Mais, s’il avait refusé la couronne de Barberousse, souillée par la révolution, il n’avait pas abjuré ses prétentions sur l’Allemagne, ni ses visées sur les duchés de l’Elbe, ni ses revendications sur Neufchâtel. Aussi se trouvait-il à la fin de 1849 engagé de tous côtés, au dehors et à l’intérieur, dans de graves affaires.

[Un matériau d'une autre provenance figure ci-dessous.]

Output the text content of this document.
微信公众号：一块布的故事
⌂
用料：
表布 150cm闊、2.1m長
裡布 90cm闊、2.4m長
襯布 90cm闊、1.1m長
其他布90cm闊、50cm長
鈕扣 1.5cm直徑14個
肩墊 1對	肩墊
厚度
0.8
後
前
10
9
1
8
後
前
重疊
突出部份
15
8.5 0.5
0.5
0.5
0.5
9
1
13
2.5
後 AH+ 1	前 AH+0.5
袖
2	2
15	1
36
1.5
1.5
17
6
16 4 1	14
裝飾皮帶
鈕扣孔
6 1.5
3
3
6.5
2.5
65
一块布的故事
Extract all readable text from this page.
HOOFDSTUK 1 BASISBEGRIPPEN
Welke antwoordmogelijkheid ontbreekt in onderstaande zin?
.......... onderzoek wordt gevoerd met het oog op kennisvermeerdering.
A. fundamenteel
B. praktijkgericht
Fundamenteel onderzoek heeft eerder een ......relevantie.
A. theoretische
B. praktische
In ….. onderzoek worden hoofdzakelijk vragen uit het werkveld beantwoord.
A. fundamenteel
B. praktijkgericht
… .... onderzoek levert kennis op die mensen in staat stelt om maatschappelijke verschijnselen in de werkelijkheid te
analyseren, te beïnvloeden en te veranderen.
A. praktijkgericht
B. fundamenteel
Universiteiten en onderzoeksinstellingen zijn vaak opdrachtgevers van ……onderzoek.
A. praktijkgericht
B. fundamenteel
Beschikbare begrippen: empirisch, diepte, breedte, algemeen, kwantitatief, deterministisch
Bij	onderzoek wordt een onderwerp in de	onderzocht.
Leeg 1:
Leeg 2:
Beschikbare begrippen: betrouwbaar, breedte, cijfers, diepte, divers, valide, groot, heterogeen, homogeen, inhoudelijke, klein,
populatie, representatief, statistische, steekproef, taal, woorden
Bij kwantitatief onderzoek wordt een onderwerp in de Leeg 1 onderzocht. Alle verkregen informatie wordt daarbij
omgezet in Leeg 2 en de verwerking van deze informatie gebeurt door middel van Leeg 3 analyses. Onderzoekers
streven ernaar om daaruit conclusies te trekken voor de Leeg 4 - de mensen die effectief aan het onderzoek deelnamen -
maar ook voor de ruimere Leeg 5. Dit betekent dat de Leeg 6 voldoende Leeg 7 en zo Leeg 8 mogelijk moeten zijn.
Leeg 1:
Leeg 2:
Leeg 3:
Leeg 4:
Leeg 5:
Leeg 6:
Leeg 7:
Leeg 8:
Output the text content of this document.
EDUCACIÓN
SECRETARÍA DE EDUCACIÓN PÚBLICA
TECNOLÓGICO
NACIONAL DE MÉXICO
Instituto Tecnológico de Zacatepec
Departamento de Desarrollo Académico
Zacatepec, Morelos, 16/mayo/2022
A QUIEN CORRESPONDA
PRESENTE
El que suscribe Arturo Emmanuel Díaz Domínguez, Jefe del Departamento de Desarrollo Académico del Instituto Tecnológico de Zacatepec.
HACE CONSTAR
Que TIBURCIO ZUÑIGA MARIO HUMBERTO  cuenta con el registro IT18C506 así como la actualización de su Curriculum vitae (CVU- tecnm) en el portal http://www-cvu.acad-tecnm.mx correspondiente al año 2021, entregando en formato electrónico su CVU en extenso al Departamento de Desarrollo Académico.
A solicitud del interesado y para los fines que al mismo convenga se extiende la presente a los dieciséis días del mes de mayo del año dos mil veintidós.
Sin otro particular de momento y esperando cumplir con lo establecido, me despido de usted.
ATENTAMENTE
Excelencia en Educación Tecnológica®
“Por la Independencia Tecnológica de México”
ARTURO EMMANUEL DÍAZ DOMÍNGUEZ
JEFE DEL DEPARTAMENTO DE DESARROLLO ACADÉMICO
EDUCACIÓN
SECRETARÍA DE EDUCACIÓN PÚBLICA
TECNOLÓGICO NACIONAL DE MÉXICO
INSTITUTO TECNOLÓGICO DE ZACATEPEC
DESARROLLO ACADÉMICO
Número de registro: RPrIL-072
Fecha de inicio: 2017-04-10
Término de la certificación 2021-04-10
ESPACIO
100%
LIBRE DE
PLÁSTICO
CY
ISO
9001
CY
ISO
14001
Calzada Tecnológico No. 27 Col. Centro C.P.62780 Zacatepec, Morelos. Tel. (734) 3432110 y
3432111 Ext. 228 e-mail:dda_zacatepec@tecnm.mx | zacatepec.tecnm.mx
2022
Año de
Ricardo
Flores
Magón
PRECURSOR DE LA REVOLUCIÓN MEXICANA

Arracher le Schlesvig et le Holstein au Danemark, protégé par la Russie, la France et l’Angleterre, s’attaquer à la Suisse, à propos des révolutionnaires réfugiés sur son territoire, pour lui reprendre la principauté de Neufchâtel et former en Allemagne, aux dépens de l’Autriche, un Sonderbund, paraissait téméraire à l’heure où l’Europe, à peine sortie de la tourmente de 1848, avide d’ordre et de tranquillité, cherchait à se reprendre et à reconstituer ses assises ; c’était froisser les intérêts de toutes les puissances et provoquer d’inévitables complications. « Il faut toujours tenter, disait Frédéric II, et être bien convaincu que tout nous revient. Mais gardez-vous d’afficher naïvement vos prétentions et surtout nourrissez à votre cour des hommes éloquens et laissez-leur le soin de vous justifier. » L’homme éloquent que Frédéric-Guillaume avait attiré dans son intimité, pour lui permettre de concilier ses ambitions avec ses scrupules monarchiques, était le général de Radowitz. Il en avait fait son confident et son conseiller irresponsable. Le gémirai de Radowitz avait marqué au parlement de Francfort par sa belle prestance et par sa parole nette et vibrante. C’était un esprit élevé, et ceux qui l’ont connu dans l’intimité disent un noble cœur. Descendu d’une famille hongroise[1], il portait dans les affaires la chevalerie mystique de sa race ; les chimères se mêlaient volontiers à ce qu’il y avait de grand dans ses ambitions. Il avait plus d’une affinité avec son souverain, tous deux avaient l’imagination ardente et la volonté flottante. Ils sacrifiaient aux mêmes dieux en construisant des systèmes sans tenir compte des réalités. Le droit fédéral, disaient-ils, a disparu, tous les liens entre les États en Allemagne sont brisés, il appartient à la Prusse de s’emparer du pouvoir échappé à la révolution et de résoudre le problème germanique. Ce n’était pas bannière déployée, mais par des

  1. M. de Radowitz était né en Allemagne, mais son père était Hongrois. M. de Bismarck, au parlement d’Erfurt, ne craignit pas de lui reprocher son origine.